In contrast, montane voles, have higher levels of the same receptors in a different part of the brain called the lateral septum. Oxytocin and vasopressin are released into the brain when prairie voles mate. This creates a preference for the mating partner that solidifies long-term pair-bonding in these monogamous voles. If the release of oxytocin and vasopressin is prevented in prairie voles, the same animals become promiscuous, and they lose their partner preference. And here’s the kicker—if a particular kind of vasopressin receptor from the prairie vole is artificially expressed, using genetic engineering techniques, in the montane voles, the latter become monogamous and form long-lasting attachments with their mates just like the prairie voles! Similar patterns of brain activity are also seen in long-term, pair-bonded humans. Just imagine all the exciting possibilities for the troubled love lives of Page 3 celebrities!
Finally, a word on the magical powers of oxytocin that extend beyond romantic love. Oxytocin is also a major player in motherinfant attachment, and helps reduce stress and anxiety. Interestingly, both romantic love and maternal attachment activate overlapping areas of the brain reward circuits—and these same areas happen to be rich in oxytocin receptors. And just in case you think love is the exclusive domain of us humans, how about man’s best friend?
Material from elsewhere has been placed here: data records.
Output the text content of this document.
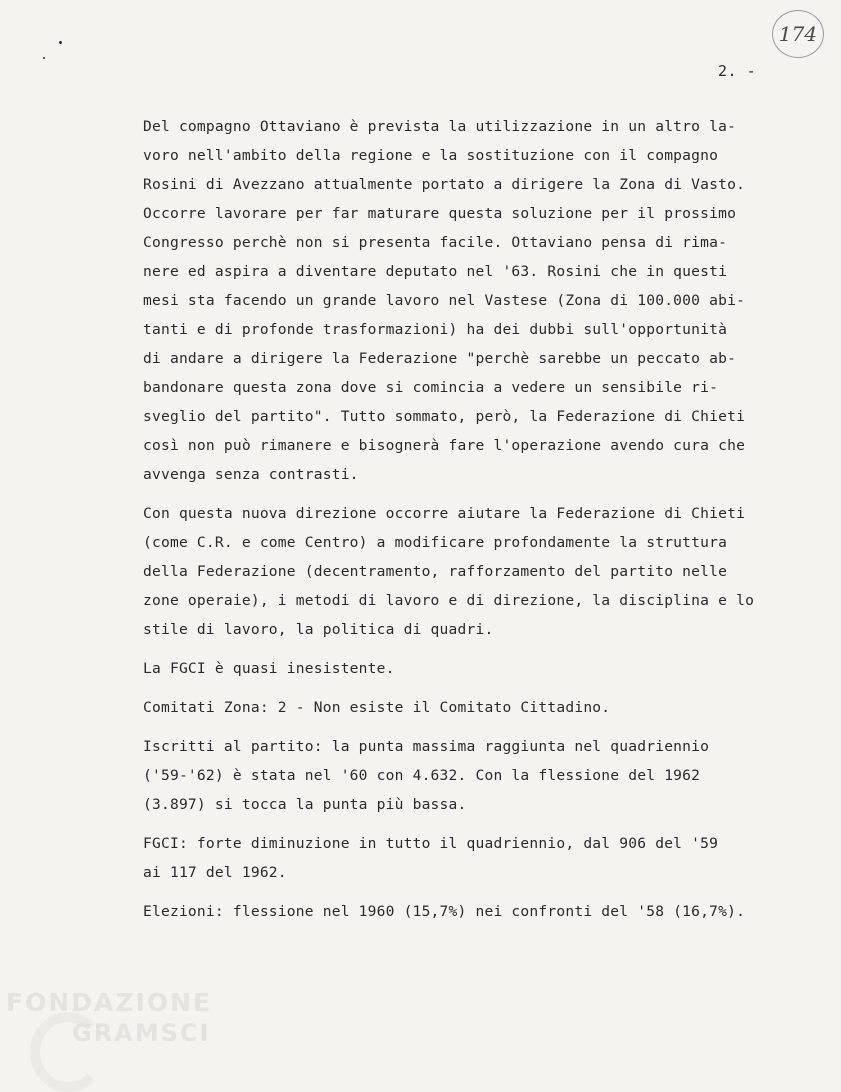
174
2. -

Del compagno Ottaviano è prevista la utilizzazione in un altro la-
voro nell'ambito della regione e la sostituzione con il compagno
Rosini di Avezzano attualmente portato a dirigere la Zona di Vasto.
Occorre lavorare per far maturare questa soluzione per il prossimo
Congresso perchè non si presenta facile. Ottaviano pensa di rima-
nere ed aspira a diventare deputato nel '63. Rosini che in questi
mesi sta facendo un grande lavoro nel Vastese (Zona di 100.000 abi-
tanti e di profonde trasformazioni) ha dei dubbi sull'opportunità
di andare a dirigere la Federazione "perchè sarebbe un peccato ab-
bandonare questa zona dove si comincia a vedere un sensibile ri-
sveglio del partito". Tutto sommato, però, la Federazione di Chieti
così non può rimanere e bisognerà fare l'operazione avendo cura che
avvenga senza contrasti.

Con questa nuova direzione occorre aiutare la Federazione di Chieti
(come C.R. e come Centro) a modificare profondamente la struttura
della Federazione (decentramento, rafforzamento del partito nelle
zone operaie), i metodi di lavoro e di direzione, la disciplina e lo
stile di lavoro, la politica di quadri.

La FGCI è quasi inesistente.

Comitati Zona: 2 - Non esiste il Comitato Cittadino.

Iscritti al partito: la punta massima raggiunta nel quadriennio
('59-'62) è stata nel '60 con 4.632. Con la flessione del 1962
(3.897) si tocca la punta più bassa.

FGCI: forte diminuzione in tutto il quadriennio, dal 906 del '59
ai 117 del 1962.

Elezioni: flessione nel 1960 (15,7%) nei confronti del '58 (16,7%).

FONDAZIONE
GRAMSCI
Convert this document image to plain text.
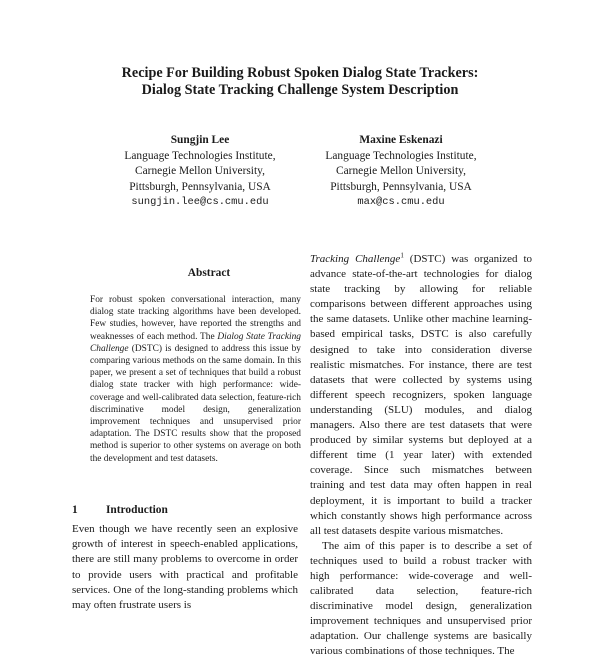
Recipe For Building Robust Spoken Dialog State Trackers:
Dialog State Tracking Challenge System Description
Sungjin Lee
Language Technologies Institute,
Carnegie Mellon University,
Pittsburgh, Pennsylvania, USA
sungjin.lee@cs.cmu.edu
Maxine Eskenazi
Language Technologies Institute,
Carnegie Mellon University,
Pittsburgh, Pennsylvania, USA
max@cs.cmu.edu
Abstract
For robust spoken conversational interaction, many dialog state tracking algorithms have been developed. Few studies, however, have reported the strengths and weaknesses of each method. The Dialog State Tracking Challenge (DSTC) is designed to address this issue by comparing various methods on the same domain. In this paper, we present a set of techniques that build a robust dialog state tracker with high performance: wide-coverage and well-calibrated data selection, feature-rich discriminative model design, generalization improvement techniques and unsupervised prior adaptation. The DSTC results show that the proposed method is superior to other systems on average on both the development and test datasets.
1 Introduction
Even though we have recently seen an explosive growth of interest in speech-enabled applications, there are still many problems to overcome in order to provide users with practical and profitable services. One of the long-standing problems which may often frustrate users is

Tracking Challenge$^1$ (DSTC) was organized to advance state-of-the-art technologies for dialog state tracking by allowing for reliable comparisons between different approaches using the same datasets. Unlike other machine learning-based empirical tasks, DSTC is also carefully designed to take into consideration diverse realistic mismatches. For instance, there are test datasets that were collected by systems using different speech recognizers, spoken language understanding (SLU) modules, and dialog managers. Also there are test datasets that were produced by similar systems but deployed at a different time (1 year later) with extended coverage. Since such mismatches between training and test data may often happen in real deployment, it is important to build a tracker which constantly shows high performance across all test datasets despite various mismatches.

The aim of this paper is to describe a set of techniques used to build a robust tracker with high performance: wide-coverage and well-calibrated data selection, feature-rich discriminative model design, generalization improvement techniques and unsupervised prior adaptation. Our challenge systems are basically various combinations of those techniques. The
As any dog lover will tell you, humans and their companion dogs can form strong bonds. Remember the story of Greyfriars Bobby, a Skye Terrier in 19th century Edinburgh? When Bobby’s owner John Gray died, the dog spent the rest of his life guarding his master’s grave. In a series of elegant studies, Nagasawa and colleagues showed that
interactions with dogs, especially those initiated by the dog’s gaze, can increase oxytocin levels in their owners, which is indicative of attachment behaviour. This, in turn, increased oxytocin levels in the dogs as well. And get this—a canine nasal spray of oxytocin enhanced gazing behaviour in dogs, and this increased the concentration of urinary oxytocin in the owners too. A positive loop of love! Thus, from fruit flies and voles to dogs and humans, the chemistry of love is universal, and immensely powerful. At a time of widespread fear, anger and violence, perhaps this is our only source of hope that, sooner or later, love will trump hate.